IDSS Papers

Read the papers available for IDSS 2025.

Current issues in pricing across aged care and disability in Australia
Author Bridget Browne

Abstract
The Australian disability, aged care, and health sectors are undergoing significant transformations due to demographic shifts, policy changes, and increasing demand for services. Commonwealth Government spending on these areas is significant and growing – in FY25 expenditure on the National Disability Insurance Scheme, aged care and the Medical Benefits Scheme was expected to be $48.5 billion, $37.2 billion and $32.7 billion respectively, forming 3 of the top 5 programs by expense (Commonwealth of Australia, 2025, p. 119). Effective pricing and scheme design are crucial to ensuring the sustainability and accessibility of these services.  This paper considers recent reviews, recommendations and reforms regarding pricing across aged care and disability in Australia, including the transition of aged care pricing responsibilities to the Independent Health and Aged Care Pricing Authority (IHACPA), the new arrangements for in-home aged care and the report of the Independent Pricing Committee established by the National Disability Insurance Agency (NDIA). It explores these pricing frameworks and associated policy choices and highlights similarities, differences, overlaps and potential impacts and opportunities. 

Is Workers Compensation Fit for the Future?
Author Steve Somogyi 

Abstract
The combined statistics published by Safe Work Australia for the 9 years from 201314 to 2022-23 shows increasing claims frequency per million hours worked, increasing median time lost per injury resulting in a significant increase in median claim cost per injury. This reflects a change in the mix of occupations as the Australian economy matures from goods focussed industries to service industries, a change in the working population with an older workforce including a higher proportion of females and more part time work, and a significant change in compensation claim types especially the fast rise of psychosocial claims. These trends are forecast to continue with Oxford Economics 4 , in a paper prepared for Jobs & Skills Australia, projecting continuing movement away from goods industry occupations to service industry occupations to 2050 and beyond, thereby increasing the exposure to psychosocial claim types and reducing exposure to physical injury claim types. The Intergenerational Report (IGR) 1 published by Treasury in 2023 projects a continuing ageing of the population and by implication of the working population.

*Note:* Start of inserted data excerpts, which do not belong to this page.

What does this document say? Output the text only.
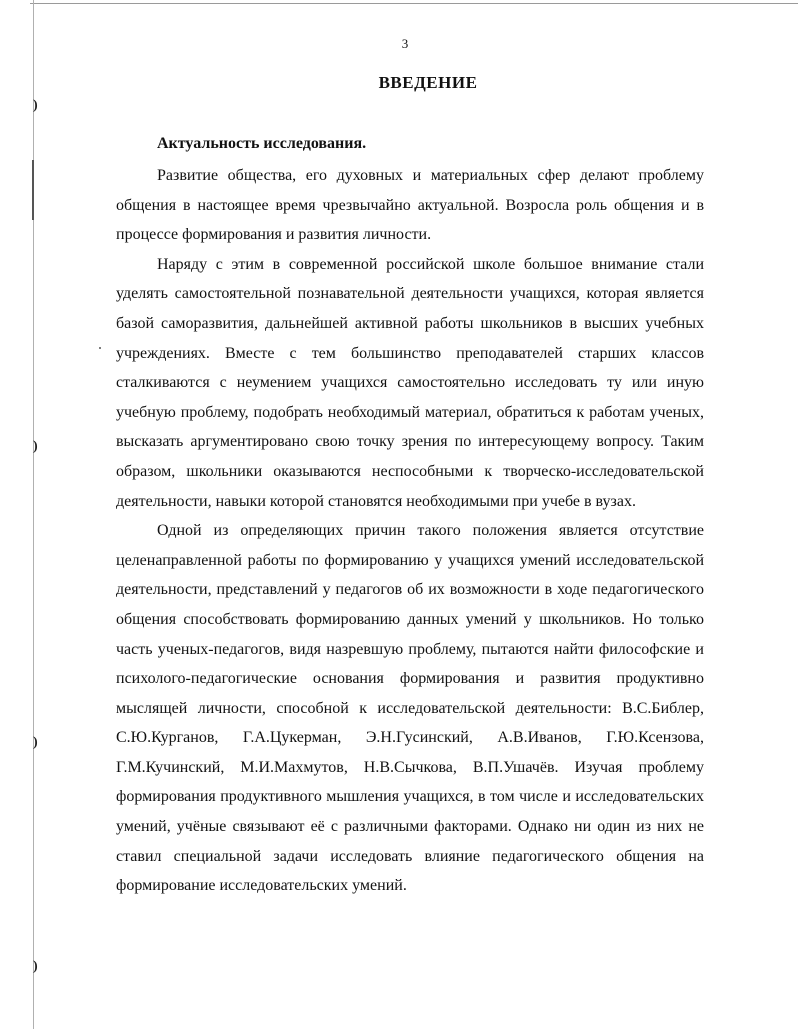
)
)
)
)
3
ВВЕДЕНИЕ
Актуальность исследования.

Развитие общества, его духовных и материальных сфер делают проблему общения в настоящее время чрезвычайно актуальной. Возросла роль общения и в процессе формирования и развития личности.

Наряду с этим в современной российской школе большое внимание стали уделять самостоятельной познавательной деятельности учащихся, которая является базой саморазвития, дальнейшей активной работы школьников в высших учебных учреждениях. Вместе с тем большинство преподавателей старших классов сталкиваются с неумением учащихся самостоятельно исследовать ту или иную учебную проблему, подобрать необходимый материал, обратиться к работам ученых, высказать аргументировано свою точку зрения по интересующему вопросу. Таким образом, школьники оказываются неспособными к творческо-исследовательской деятельности, навыки которой становятся необходимыми при учебе в вузах.

Одной из определяющих причин такого положения является отсутствие целенаправленной работы по формированию у учащихся умений исследовательской деятельности, представлений у педагогов об их возможности в ходе педагогического общения способствовать формированию данных умений у школьников. Но только часть ученых-педагогов, видя назревшую проблему, пытаются найти философские и психолого-педагогические основания формирования и развития продуктивно мыслящей личности, способной к исследовательской деятельности: В.С.Библер, С.Ю.Курганов, Г.А.Цукерман, Э.Н.Гусинский, А.В.Иванов, Г.Ю.Ксензова, Г.М.Кучинский, М.И.Махмутов, Н.В.Сычкова, В.П.Ушачёв. Изучая проблему формирования продуктивного мышления учащихся, в том числе и исследовательских умений, учёные связывают её с различными факторами. Однако ни один из них не ставил специальной задачи исследовать влияние педагогического общения на формирование исследовательских умений.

My projections, using these population trends but with static claims incidence and cost of claims continuing to outpace wages by 1.5% per annum, show that the cost of workers compensation claims is likely to outpace growth of Australia’s Gross Domestic Product by around 3% per annum. Even more if we fail to stem the fast growth of psychosocial harm. We need to consider some new strategies to ameliorate this outcome to enable workers compensation schemes to best serve Australian workers and enterprises, perhaps anticipating the problem by adopting more effective prevention strategies and more intensive efforts in returning workers to the workplace.  

Modelling mortality rates for catastrophically injured individuals in Australian and New Zealand injury and disability schemes
Authors Aaron Cutter, Angela Poon, Roel Verbelen, Mayank Jain, Vinit Desai

Abstract
Background: It is well established that mortality rates for catastrophically injured participants in injury and disability schemes are higher than those of the general population.  However, the extent of this excess mortality within Australian and New Zealand schemes has not previously been quantified. Finity coordinated a collaboration between nine injury and disability schemes across Australia and New Zealand to conduct the first comprehensive trans-Tasman study of mortality for catastrophically injured participants. By pooling data across schemes, this collaboration enabled a larger population to be studied, facilitating deeper and more reliable analysis of mortality experience.

Methods: To develop life tables for impaired lives associated with Traumatic Brain Injury (TBI) and Spinal Cord Injury (SCI) cohorts, we modelled observed mortality rates using a Poisson Generalised Additive Model (GAM). Population mortality rates by age, gender, year and jurisdiction were incorporated as offsets, allowing the model to estimate mortality relative to the general population on the log scale across covariates. The resulting fitted values can be interpreted as covariate-specific Standardised Mortality Ratios (SMRs).  

Results: The study quantified mortality outcomes for catastrophically injured individuals by producing SMRs relative to the general population for TBI and SCI cohorts across Australia and New Zealand. The modelling framework revealed substantial variation in excess mortality by age at injury, gender, injury severity, and duration since injury. Consistent with international research, we also found that mortality improvements observed in the general population have not been mirrored in these cohorts. The outputs are SMR tables that can be directly applied in actuarial valuations and premium or levy assessments, providing a robust and context-specific basis for modelling mortality of catastrophically injured participants in Australia and New Zealand.